Dans ce climat anxiogène mêlant crise sociale et durcissement diplomatique des positions françaises, les ligues nationalistes foisonnent (notamment en Italie) et les différents gouvernements de droite modérée n’hésitent pas à s’en servir comme forces paramilitaires, à l’instar des gouvernements Tardieu entre 1930 et 1932, encouragés en cela par le Président Paul Doumer.
Il en va même de la survie du régime parlementaire. La formation de ligues nationalistes, en soi héritée du boulangisme et des différents modes de contestation du régime parlementaire depuis 1889, prend une toute autre tournure dans la conjoncture de l’Entre-deux-guerres. Déjà l’expérience de la Première Guerre mondiale s’avère décisive dans la fomentation d’associations d’anciens combattants décorés réunis autour des Croix-de-feu en 1927.
Celle-ci évolue vers une ligue nationaliste sous la nouvelle direction du capitaine François de La Rocque à partir de 1931, sans remettre en cause le régime de la IIIe République.
Devant les nouveaux impératifs de défense nationale et de solidarité de classes, certains nationalismes peuvent rendre bien des services au régime parlementaire. Cette politique d’appui et de renforcement tacite prend fin avec le gouvernement du Front populaire en 1936. Le 18 juin 1936, celui-ci décide en conseil de ministres de la dissolution des Croix-de-feu, Dès lors, celles-ci deviennent connotées avec les ligues fascistes de Georges Valois, ouvertement anti-républicaines, ce qui amène à une certaine radicalisation des nationalismes français, de plus en plus coupés du régime parlementaire.
Si la pensée française à l’origine du fascisme italien, d’après l’historien Zeev Sternhell, trouve toute sa pertinence pour les nationalismes français d’avant la Première Guerre mondiale, c’est plutôt le fascisme italien, à certains égards, qui déteint sur les nationalismes en France dans l’Entre-deux-guerres. Il est du propos de cet article de proposer aux lecteurs un tableau non exhaustif du nationalisme français sur cette période, tout en examinant l’évolution de son idéal ainsi que de ses multiples bifurcations jusqu’en 1939.
Deux facteurs décisifs de cette évolution, caractéristiques de l’Entre-deux-guerres, seront successivement passés en revue dans cet article : la détestation du régime parlementaire, aux causes lointaines de la rhétorique antiparlementaire mais renforcées à la période examinée, puis la menace allemande.

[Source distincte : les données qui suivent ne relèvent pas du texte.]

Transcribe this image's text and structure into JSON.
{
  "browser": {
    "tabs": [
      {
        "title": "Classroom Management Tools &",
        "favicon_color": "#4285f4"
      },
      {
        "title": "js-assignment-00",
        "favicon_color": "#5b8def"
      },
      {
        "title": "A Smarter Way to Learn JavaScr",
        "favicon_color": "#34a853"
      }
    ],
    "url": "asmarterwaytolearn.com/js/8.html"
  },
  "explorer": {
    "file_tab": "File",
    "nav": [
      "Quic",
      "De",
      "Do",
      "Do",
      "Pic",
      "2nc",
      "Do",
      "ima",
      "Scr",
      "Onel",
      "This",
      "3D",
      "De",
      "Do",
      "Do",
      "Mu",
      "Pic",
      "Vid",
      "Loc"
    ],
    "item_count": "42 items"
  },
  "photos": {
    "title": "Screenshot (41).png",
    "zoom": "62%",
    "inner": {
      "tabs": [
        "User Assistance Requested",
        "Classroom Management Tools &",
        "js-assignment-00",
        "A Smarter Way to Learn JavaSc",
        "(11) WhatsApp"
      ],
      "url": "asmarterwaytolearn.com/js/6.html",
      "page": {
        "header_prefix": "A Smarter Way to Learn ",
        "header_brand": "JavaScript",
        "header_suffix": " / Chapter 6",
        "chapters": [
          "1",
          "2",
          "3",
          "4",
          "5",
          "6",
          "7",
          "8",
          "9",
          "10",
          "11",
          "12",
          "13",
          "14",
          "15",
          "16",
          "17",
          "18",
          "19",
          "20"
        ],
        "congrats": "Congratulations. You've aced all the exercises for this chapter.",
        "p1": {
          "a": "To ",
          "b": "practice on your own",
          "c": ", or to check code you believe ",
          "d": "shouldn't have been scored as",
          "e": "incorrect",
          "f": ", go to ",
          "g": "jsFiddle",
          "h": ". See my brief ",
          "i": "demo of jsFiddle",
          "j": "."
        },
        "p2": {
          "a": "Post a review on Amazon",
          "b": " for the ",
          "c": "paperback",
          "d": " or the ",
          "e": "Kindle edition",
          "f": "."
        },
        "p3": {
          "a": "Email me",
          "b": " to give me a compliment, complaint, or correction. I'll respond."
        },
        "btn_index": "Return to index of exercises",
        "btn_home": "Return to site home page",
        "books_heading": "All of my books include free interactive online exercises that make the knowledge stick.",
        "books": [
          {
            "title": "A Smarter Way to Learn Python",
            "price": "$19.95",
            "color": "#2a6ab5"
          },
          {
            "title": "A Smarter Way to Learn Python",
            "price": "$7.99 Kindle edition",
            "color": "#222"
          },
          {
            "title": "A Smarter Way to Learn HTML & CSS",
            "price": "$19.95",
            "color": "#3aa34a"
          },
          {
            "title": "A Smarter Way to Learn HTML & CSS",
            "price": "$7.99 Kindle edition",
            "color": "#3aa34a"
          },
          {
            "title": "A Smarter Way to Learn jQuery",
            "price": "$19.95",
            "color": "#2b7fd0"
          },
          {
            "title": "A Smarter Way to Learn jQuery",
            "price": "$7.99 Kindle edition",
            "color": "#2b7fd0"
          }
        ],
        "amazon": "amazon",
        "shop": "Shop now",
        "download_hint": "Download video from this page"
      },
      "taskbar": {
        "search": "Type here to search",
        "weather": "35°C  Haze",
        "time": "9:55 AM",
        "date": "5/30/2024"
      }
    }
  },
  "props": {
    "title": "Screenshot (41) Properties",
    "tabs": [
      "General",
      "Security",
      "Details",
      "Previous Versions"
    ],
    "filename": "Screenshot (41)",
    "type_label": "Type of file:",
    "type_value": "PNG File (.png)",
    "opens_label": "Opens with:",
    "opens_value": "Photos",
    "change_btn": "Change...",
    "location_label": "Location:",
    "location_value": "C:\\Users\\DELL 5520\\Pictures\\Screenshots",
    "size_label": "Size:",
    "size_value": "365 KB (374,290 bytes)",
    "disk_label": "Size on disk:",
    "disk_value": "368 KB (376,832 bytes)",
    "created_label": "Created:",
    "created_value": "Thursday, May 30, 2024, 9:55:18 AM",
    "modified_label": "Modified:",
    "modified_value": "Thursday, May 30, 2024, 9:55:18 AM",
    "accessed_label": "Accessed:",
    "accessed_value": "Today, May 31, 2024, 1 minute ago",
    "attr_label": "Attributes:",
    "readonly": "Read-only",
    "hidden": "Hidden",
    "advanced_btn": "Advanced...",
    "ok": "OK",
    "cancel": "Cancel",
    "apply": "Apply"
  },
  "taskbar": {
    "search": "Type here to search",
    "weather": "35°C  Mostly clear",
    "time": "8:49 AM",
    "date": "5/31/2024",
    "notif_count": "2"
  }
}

Ces mêmes facteurs sont tout aussi déterminants pour la culture politique spécifique de cette temporalité dont on ne peut pas abstraire les mouvements nationalistes émergents.
Un bilan de ces nationalismes suit l’analyse afin de donner un sens à leur évolution en perspective et au regard de la Seconde Guerre mondiale qui l’achève. Il conduit naturellement à faire un point sur la mémoire de l’Entre-deux-guerres et sa place dans les discours nationalistes actuels en France.
La détestation du régime parlementaire, seul point commun
Pour la séquence de l’Entre-deux-guerres, ces forces se réunissent autour d’un point commun : l’exécration d’un système parlementaire estimé inapte à gouverner une puissance coloniale en temps de crise.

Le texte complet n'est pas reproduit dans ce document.